Die Wohnungstür, an der die «We can do it!»-Karte klebt, schliesst Obrist seit kurzem trotzdem immer ab. Wenn sie draussen ein komisches Geräusch hört, schaut sie nach. Jahrelang hat sie gegen die Stigmatisierung von Sexarbeiterinnen gekämpft, nun kämpft sie – unfreiwillig – gegen die Stigmatisierung von IV-RentnerInnen. Sie würde sich auch gern wieder mehr für die Rechte anderer einsetzen, aber momentan sei ihr Kopf zu voll mit dem «IV-Kram». Ihr grosser Wunsch? «Ferien», sagt Brigitte Obrist. «Zwei Wochen Ferien von den Kopfschmerzen.»

Neuer Gesetzesentwurf: Die Spionage der Sozialversicherungen

Wie genau dürfen Sozialversicherungen ihren Versicherten nachspionieren? Um diese Frage zu klären, arbeitet das Parlament derzeit an einem Gesetzesentwurf. Bislang hatten die Sozialversicherungen einen enorm grossen Spielraum: So wurden etwa DetektivInnen eingesetzt, die IV-EmpfängerInnen bei Verdachtsmomenten verdeckt nachspionierten (siehe WOZ Nr. 32/2017 ). Im Oktober 2016 hat aber ein Urteil des Europäischen Gerichtshofs für Menschenrechte (EGMR) die Spielregeln grundsätzlich geändert – verdeckte Überwachung sei bei IV-Fällen nicht legal.

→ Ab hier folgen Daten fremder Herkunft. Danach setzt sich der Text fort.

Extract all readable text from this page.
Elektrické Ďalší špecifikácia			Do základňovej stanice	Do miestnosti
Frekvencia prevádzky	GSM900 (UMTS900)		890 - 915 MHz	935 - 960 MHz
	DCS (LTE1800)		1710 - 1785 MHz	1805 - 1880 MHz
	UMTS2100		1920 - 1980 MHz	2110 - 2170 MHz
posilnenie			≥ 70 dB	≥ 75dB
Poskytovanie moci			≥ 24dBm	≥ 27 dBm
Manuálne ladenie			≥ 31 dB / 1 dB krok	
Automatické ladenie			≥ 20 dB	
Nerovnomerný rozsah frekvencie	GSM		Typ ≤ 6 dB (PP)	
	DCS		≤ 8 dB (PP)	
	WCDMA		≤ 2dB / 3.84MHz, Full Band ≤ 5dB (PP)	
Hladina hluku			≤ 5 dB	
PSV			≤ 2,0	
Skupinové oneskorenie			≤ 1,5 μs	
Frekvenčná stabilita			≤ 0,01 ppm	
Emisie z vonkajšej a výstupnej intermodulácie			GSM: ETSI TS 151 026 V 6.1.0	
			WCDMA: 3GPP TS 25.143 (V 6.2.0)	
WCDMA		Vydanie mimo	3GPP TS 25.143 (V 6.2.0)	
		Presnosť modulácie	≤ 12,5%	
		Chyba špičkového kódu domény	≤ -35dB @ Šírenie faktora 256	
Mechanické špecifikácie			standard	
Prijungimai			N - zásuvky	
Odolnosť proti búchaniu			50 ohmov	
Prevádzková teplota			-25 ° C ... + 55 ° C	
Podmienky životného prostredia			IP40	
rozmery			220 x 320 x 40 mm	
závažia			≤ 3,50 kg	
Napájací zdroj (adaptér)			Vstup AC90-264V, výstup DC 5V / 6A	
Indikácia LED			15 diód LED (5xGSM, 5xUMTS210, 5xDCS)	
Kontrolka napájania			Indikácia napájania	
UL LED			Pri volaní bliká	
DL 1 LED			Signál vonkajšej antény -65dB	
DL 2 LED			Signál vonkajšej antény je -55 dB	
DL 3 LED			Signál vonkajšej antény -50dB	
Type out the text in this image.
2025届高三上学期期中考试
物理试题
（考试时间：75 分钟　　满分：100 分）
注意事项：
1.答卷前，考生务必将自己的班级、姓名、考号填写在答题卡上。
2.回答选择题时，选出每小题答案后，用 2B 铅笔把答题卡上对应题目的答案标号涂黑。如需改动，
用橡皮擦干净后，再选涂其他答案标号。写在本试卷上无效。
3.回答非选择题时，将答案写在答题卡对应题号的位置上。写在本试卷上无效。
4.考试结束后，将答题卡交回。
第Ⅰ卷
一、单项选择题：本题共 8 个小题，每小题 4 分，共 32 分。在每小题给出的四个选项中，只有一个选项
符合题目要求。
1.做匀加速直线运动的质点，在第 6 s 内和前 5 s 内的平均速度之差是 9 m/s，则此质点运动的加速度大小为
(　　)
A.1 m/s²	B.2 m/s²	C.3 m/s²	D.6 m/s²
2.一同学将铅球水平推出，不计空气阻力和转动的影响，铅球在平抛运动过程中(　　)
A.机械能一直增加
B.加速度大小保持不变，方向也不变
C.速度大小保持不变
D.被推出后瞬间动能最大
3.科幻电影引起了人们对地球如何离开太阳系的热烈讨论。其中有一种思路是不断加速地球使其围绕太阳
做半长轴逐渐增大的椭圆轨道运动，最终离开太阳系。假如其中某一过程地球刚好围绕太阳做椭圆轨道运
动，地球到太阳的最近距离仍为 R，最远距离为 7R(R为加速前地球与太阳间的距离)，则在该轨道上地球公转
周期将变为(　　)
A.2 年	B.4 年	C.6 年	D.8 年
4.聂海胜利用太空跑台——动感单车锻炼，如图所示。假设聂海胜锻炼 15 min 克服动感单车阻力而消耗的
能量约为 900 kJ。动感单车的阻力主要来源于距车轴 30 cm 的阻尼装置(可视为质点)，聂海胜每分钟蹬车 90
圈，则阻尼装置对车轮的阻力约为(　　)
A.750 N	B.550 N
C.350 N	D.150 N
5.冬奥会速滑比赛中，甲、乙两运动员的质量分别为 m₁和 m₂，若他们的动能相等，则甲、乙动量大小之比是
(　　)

Er forderte von der Schweiz eine klarere und präzisere gesetzliche Grundlage. Dennoch wurde die Praxis hierzulande weitergeführt, bis Anfang August dieses Jahres ein Bundesgerichtsurteil den Entscheid des EGMR stützte. Seitdem ist die Gesetzeslage unklar.

Die Kommission für soziale Sicherheit und Gesundheit (SGK) des Ständerats hat eine entsprechende Vorlage ausgearbeitet. Diese fordert nicht nur, IV-EmpfängerInnen mit Bild- und Tonaufzeichnungen überwachen zu können, sondern ebenfalls, deren Bewegungsprofil anhand von GPS-Trackern orten zu dürfen.

Letzteres hielt der Bundesrat dann doch für übertrieben. Zudem schlug er eine Beschränkung der Observation auf sechs Monate vor, da auch das EGMR-Urteil eine klar geregelte Maximaldauer verlangt. Vergangene Woche hat die Ständeratskommission abermals beraten – am GPS-Tracking will sie weiterhin festhalten. Nach wie vor uneins sind sich Bundesrat und die SGK zudem darin, wer die Massnahmen anordnen kann: Der Bundesrat hält wegen «rechtsstaatlicher Prinzipien» dafür eine richterliche Genehmigung für notwendig. Die Kommission schlägt vor, dass «eine Person mit Direktionsfunktion im Bereich Leistungen des Versicherungsträgers zuständig ist». Sprich: Nicht Gerichte sollen entscheiden, sondern die Sozialversicherungen selbst.